Das Finanzgericht gab der Sprungberufung statt und führte im wesentlichen aus: Der Bg. und seine Ehefrau hätten zwar erst am 4. August 1954 in der Form des § 1662 Satz 2 BGB gegenüber dem Vormundschaftsgericht auf das elterliche Nutznießungsrecht verzichtet, nachdem der Betriebsprüfer festgestellt hatte, daß ein bürgerlich-rechtlich wirksamer Verzicht nicht vorliege. Dieser Verzicht müsse aber auf den Zeitpunkt zurückbezogen werden, zu dem die Söhne Gesellschafter geworden seien. Die Gewinnanteile seien den Söhnen auf Sonderkonten gutgeschrieben und teilweise vom Bg. auf ihren Namen in Pfandbriefen angelegt worden. Daraus ergebe sich, daß der Bg. auch schon vor der förmlichen Verzichtserklärung tatsächlich auf das Nutznießungsrecht verzichtet habe. Durch die Form der Verbuchung habe er einen Zustand geschaffen, der es den Söhnen ermöglicht habe, über die nicht verbrauchten Erträgnisse zu verfügen; die Söhne hätten auch bürgerlich-rechtlich für die Streitjahre 1952 und 1953 einen förmlichen Anspruch erworben. Die Beteiligten hätten den Verzicht auf die Nutznießung zwischen sich gelten lassen; das sei nach § 5 des Steueranpassungsgesetzes (StAnpG) für die steuerliche Beurteilung entscheidend. Da im Streitfall ein steuerlich wirksamer formloser Verzicht des Bg. auf die Nutznießung am Vermögen der Söhne vorliege, erübrige sich die Stellungnahme zu der Zweifelsfrage, ob ein Verzicht der Nutznießung an einzelnen Gegenständen des Vermögens der Söhne formlos hätte erklärt werden können. Es brauche auch nicht entschieden zu werden, ob in der Genehmigung des Gesellschaftsvertrags durch das Vormundschaftsgericht gemäß § 1822 Ziff. 3 BGB gleichzeitig die Genehmigung liege, daß die Söhne selbständig ein Erwerbsgeschäft betrieben (ß 112 BGB). Wenn es auf diese Frage ankäme, würde es mindestens bedenklich sein, die vom Vormundschaftsgericht nach § 1822 Ziff. 3 BGB erteilte Genehmigung in eine solche nach § 112 BGB umzudeuten. Das wäre nur möglich, wenn der Bg. als gesetzlicher Vertreter die minderjährigen Söhne zum selbständigen Betrieb eines Erwerbsgeschäfts hätte ermächtigen wollen. Dafür läge aber kein Anhaltspunkt vor. Der Bg. habe vielmehr nur sein elterliches Nutznießungsrecht beschränken wollen.

 

Entscheidungsgründe

Die Rechtsbeschwerde des Vorstehers des Finanzamts führt zur Aufhebung der Vorentscheidung.

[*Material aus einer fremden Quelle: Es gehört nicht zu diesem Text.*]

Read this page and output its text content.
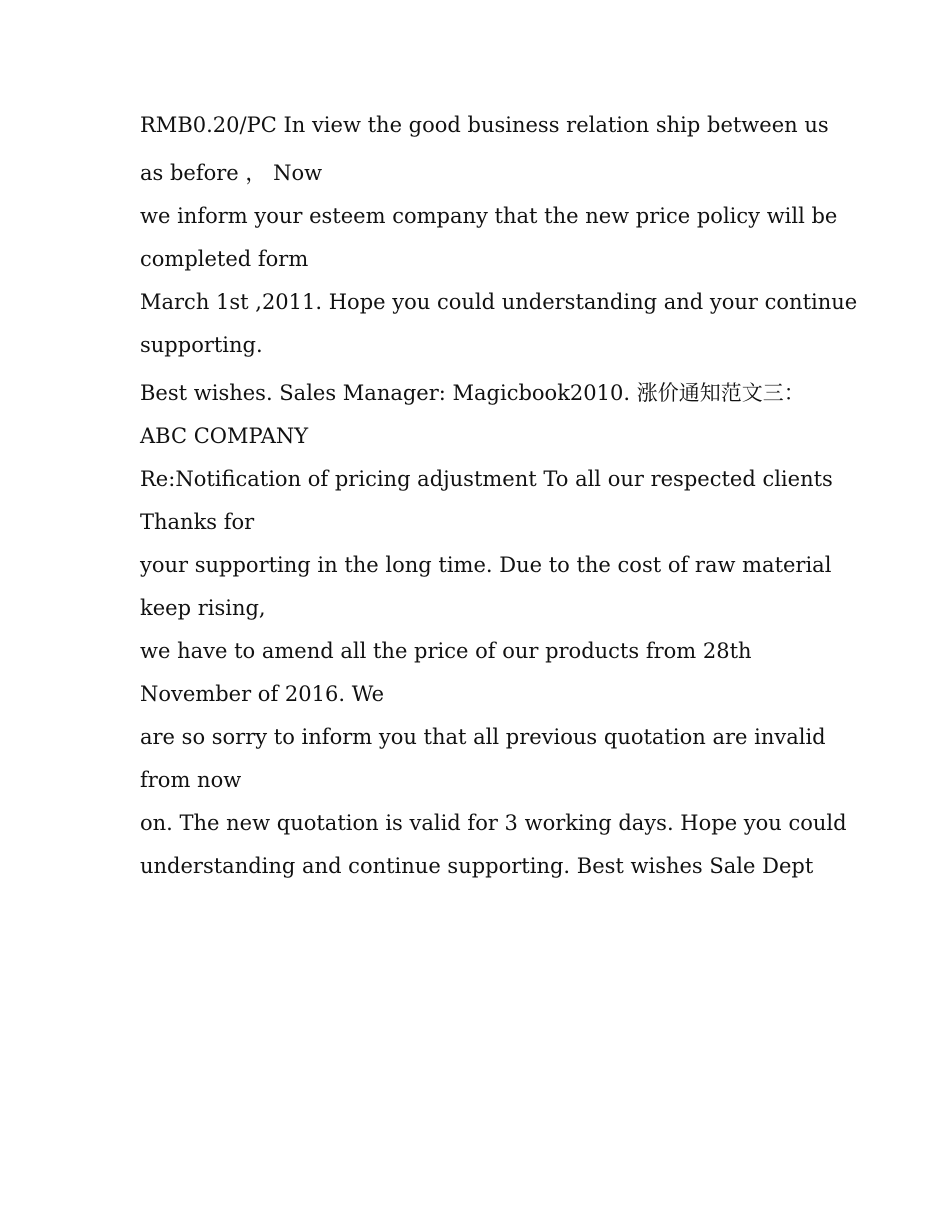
RMB0.20/PC In view the good business relation ship between us
as before ， Now
we inform your esteem company that the new price policy will be
completed form
March 1st ,2011. Hope you could understanding and your continue
supporting.
Best wishes. Sales Manager: Magicbook2010. 涨价通知范文三：
ABC COMPANY
Re:Notification of pricing adjustment To all our respected clients
Thanks for
your supporting in the long time. Due to the cost of raw material
keep rising,
we have to amend all the price of our products from 28th
November of 2016. We
are so sorry to inform you that all previous quotation are invalid
from now
on. The new quotation is valid for 3 working days. Hope you could
understanding and continue supporting. Best wishes Sale Dept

Der IV. Senat des Bundesfinanzhofs hat in der Entscheidung IV 25/57 U vom 10. Oktober 1957 (Slg. Bd. 65 S. 482, Bundessteuerblatt - BStBl - 1957 III S. 419) im Anschluß an die Entscheidung IV 173/54 U vom 27. April 1955 (Slg. Bd. 60 S. 481, BStBl 1955 III S. 184) ausgesprochen, daß steuerlich ein Verzicht auf das elterliche Nutzungsrecht am Vermögen der minderjährigen Kinder nur anerkannt werden kann, wenn er in der Form des § 1662 BGB gegenüber dem Vormundschaftsgericht erklärt worden ist. Der Senat hat dabei auch bereits den vom Finanzgericht anerkannten Einwand zurückgewiesen, daß es steuerlich nach § 5 Abs. 3 StAnpG nicht auf die Einhaltung der bürgerlich-rechtlichen Form, sondern darauf ankomme, ob die Beteiligten einen formlos geschaffenen Zustand zwischen sich gelten ließen. In der Entscheidung ist ferner bereits darauf hingewiesen worden, daß ein Verzicht der Eltern auf die Nutznießung an einzelnen Vermögensgegenständen des Kindes, sofern das bürgerlich-rechtlich überhaupt zulässig sei, mindestens insofern einer bestimmten Form bedürfe, als ein Pfleger für das minderjährige Kind bestellt werden müsse, der die nach § 107 BGB notwendige Einwilligung für das Kind gebe. Der erkennende Senat tritt insoweit den Rechtsgrundsätzen der Entscheidung IV 173/54 U und IV 25/57 U bei.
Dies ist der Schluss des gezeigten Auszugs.